El film, inspirado en la novela de Drácula, relata la historia del matrimonio de Ellen y el agente inmobiliario Thomas Hutter, quien debe viajar hasta Transilvania para cerrar la venta de un maltrecho castillo al misterioso y reclusivo Conde Orlok.
La película es un espectáculo audiovisual de alto nivel. La dirección de fotografía, a cargo de Jarin Blaschke -nominado al Oscar a Mejor Fotografía por El Faro- es una clase magistral de destreza y buen gusto. La paleta de colores, los contrastes y el trabajo de luces y sombras hacen obligatorio verla en el cine para poder disfrutar al máximo el trabajo de Eggers y Blaschke en este apartado. En el circuito de festivales, Nosferatu ha recibido los premios a mejor fotografía y sería de toda justicia que esté nominada en los próximos Oscars.
Nota aparte para las actuaciones. Lo de Nicholas Hoult ya es consagratorio.

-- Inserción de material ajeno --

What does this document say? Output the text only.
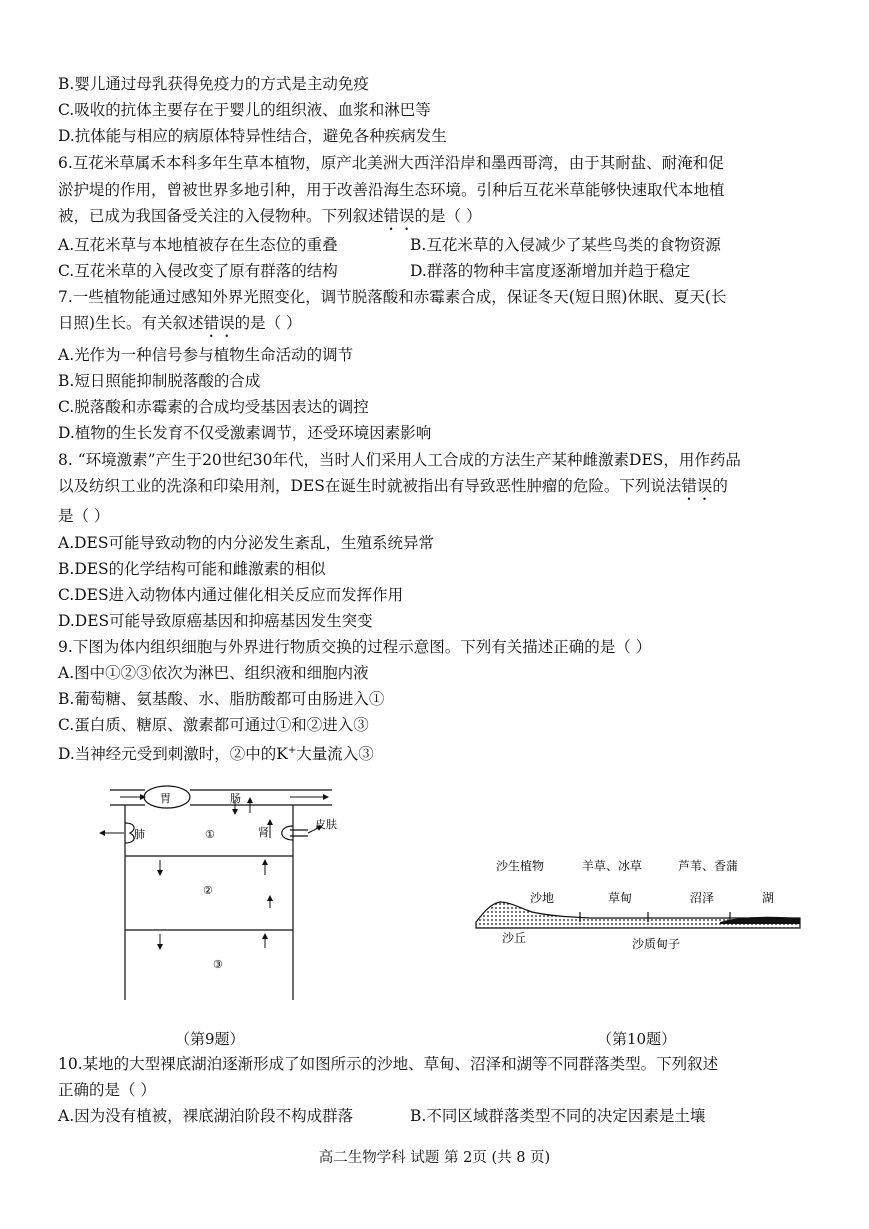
B.婴儿通过母乳获得免疫力的方式是主动免疫
C.吸收的抗体主要存在于婴儿的组织液、血浆和淋巴等
D.抗体能与相应的病原体特异性结合，避免各种疾病发生
6.互花米草属禾本科多年生草本植物，原产北美洲大西洋沿岸和墨西哥湾，由于其耐盐、耐淹和促
淤护堤的作用，曾被世界多地引种，用于改善沿海生态环境。引种后互花米草能够快速取代本地植
被，已成为我国备受关注的入侵物种。下列叙述错误的是（ ）
A.互花米草与本地植被存在生态位的重叠	B.互花米草的入侵减少了某些鸟类的食物资源
C.互花米草的入侵改变了原有群落的结构	D.群落的物种丰富度逐渐增加并趋于稳定
7.一些植物能通过感知外界光照变化，调节脱落酸和赤霉素合成，保证冬天(短日照)休眠、夏天(长
日照)生长。有关叙述错误的是（ ）
A.光作为一种信号参与植物生命活动的调节
B.短日照能抑制脱落酸的合成
C.脱落酸和赤霉素的合成均受基因表达的调控
D.植物的生长发育不仅受激素调节，还受环境因素影响
8. “环境激素”产生于20世纪30年代，当时人们采用人工合成的方法生产某种雌激素DES，用作药品
以及纺织工业的洗涤和印染用剂，DES在诞生时就被指出有导致恶性肿瘤的危险。下列说法错误的
是（ ）
A.DES可能导致动物的内分泌发生紊乱，生殖系统异常
B.DES的化学结构可能和雌激素的相似
C.DES进入动物体内通过催化相关反应而发挥作用
D.DES可能导致原癌基因和抑癌基因发生突变
9.下图为体内组织细胞与外界进行物质交换的过程示意图。下列有关描述正确的是（ ）
A.图中①②③依次为淋巴、组织液和细胞内液
B.葡萄糖、氨基酸、水、脂肪酸都可由肠进入①
C.蛋白质、糖原、激素都可通过①和②进入③
D.当神经元受到刺激时，②中的K+大量流入③
胃	肠
肺	①	肾
皮肤
②
③
沙生植物	羊草、冰草	芦苇、香蒲
沙地	草甸	沼泽	湖
沙丘	沙质甸子
（第9题）	（第10题）
10.某地的大型裸底湖泊逐渐形成了如图所示的沙地、草甸、沼泽和湖等不同群落类型。下列叙述
正确的是（ ）
A.因为没有植被，裸底湖泊阶段不构成群落	B.不同区域群落类型不同的决定因素是土壤
高二生物学科 试题 第 2页 (共 8 页)
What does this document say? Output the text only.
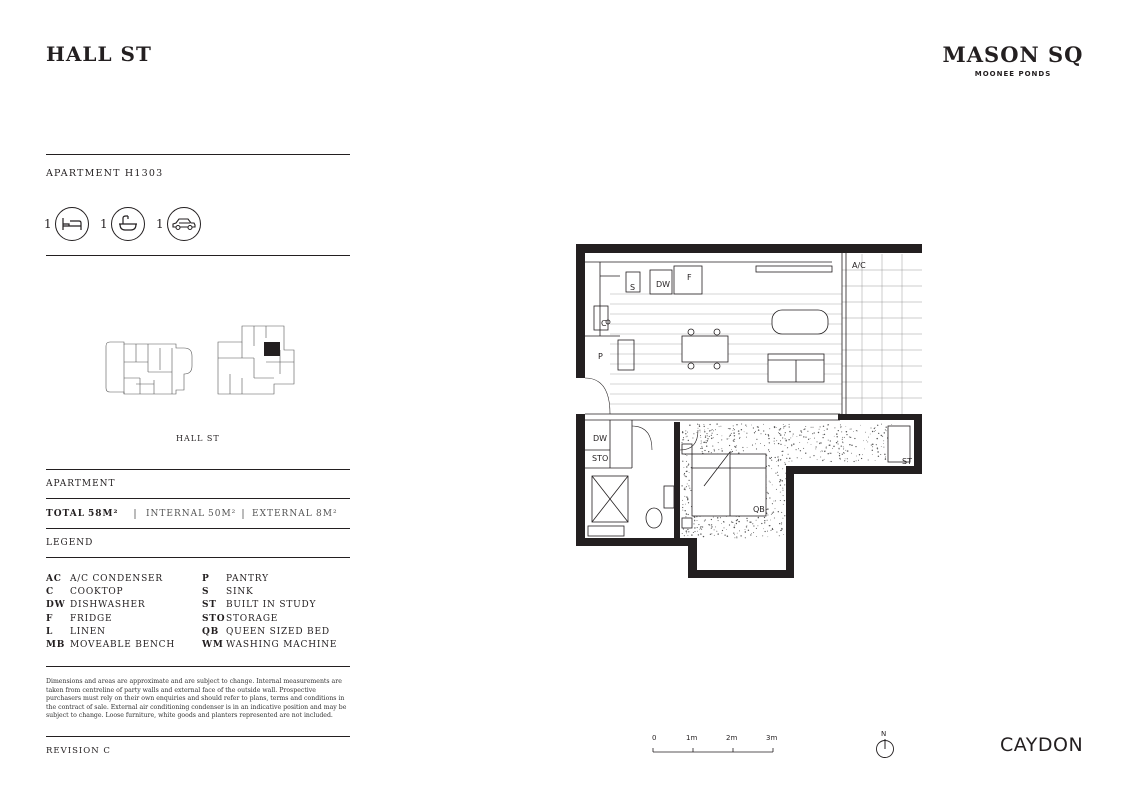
HALL ST	MASON SQ
MOONEE PONDS
APARTMENT H1303
1	1	1
HALL ST
APARTMENT
TOTAL 58M²	INTERNAL 50M²	EXTERNAL 8M²
LEGEND
AC A/C CONDENSER	P	PANTRY
C	COOKTOP	S	SINK
DW DISHWASHER	ST	BUILT IN STUDY
F	FRIDGE	STO STORAGE
L	LINEN	QB QUEEN SIZED BED
MB MOVEABLE BENCH	WM WASHING MACHINE
Dimensions and areas are approximate and are subject to change. Internal measurements are taken from centreline of party walls and external face of the outside wall. Prospective purchasers must rely on their own enquiries and should refer to plans, terms and conditions in the contract of sale. External air conditioning condenser is in an indicative position and may be subject to change. Loose furniture, white goods and planters represented are not included.
REVISION C
A/C
S	DW
F
C
P
DW
STO
QB
ST
0	1m	2m	3m	N	CAYDON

Viene de una actuación soberbia en Jurado #2 -la última de Clint Eastwood- y ahora entrega una performance imperial en Nosferatu que lo termina de confirmar como uno de los actores más atractivos del último tiempo. Lily-Rose Depp, después de algunos pasos en falso, ofrece una cautivadora actuación de amplio rango. Willem Dafoe vuelve a colaborar con Eggers, y aunque en un rol secundario, cumple a cabalidad.
Este largometraje, si bien responde al canon del cine de terror, no cae en las caricaturas del género y se mueve con fluidez entre el suspenso y la inevitable aparición de Nosferatu: mención para Bill Skarsgård, quien ofrece una versión renovada y no por ello menos terrorífica del vampiro.
Decir más es redundante: el diseño de vestuario, sonido, montaje y diseño de producción son extraordinarios y el trabajo de Robert Eggers es magistral. Gran película para empezar el 2025.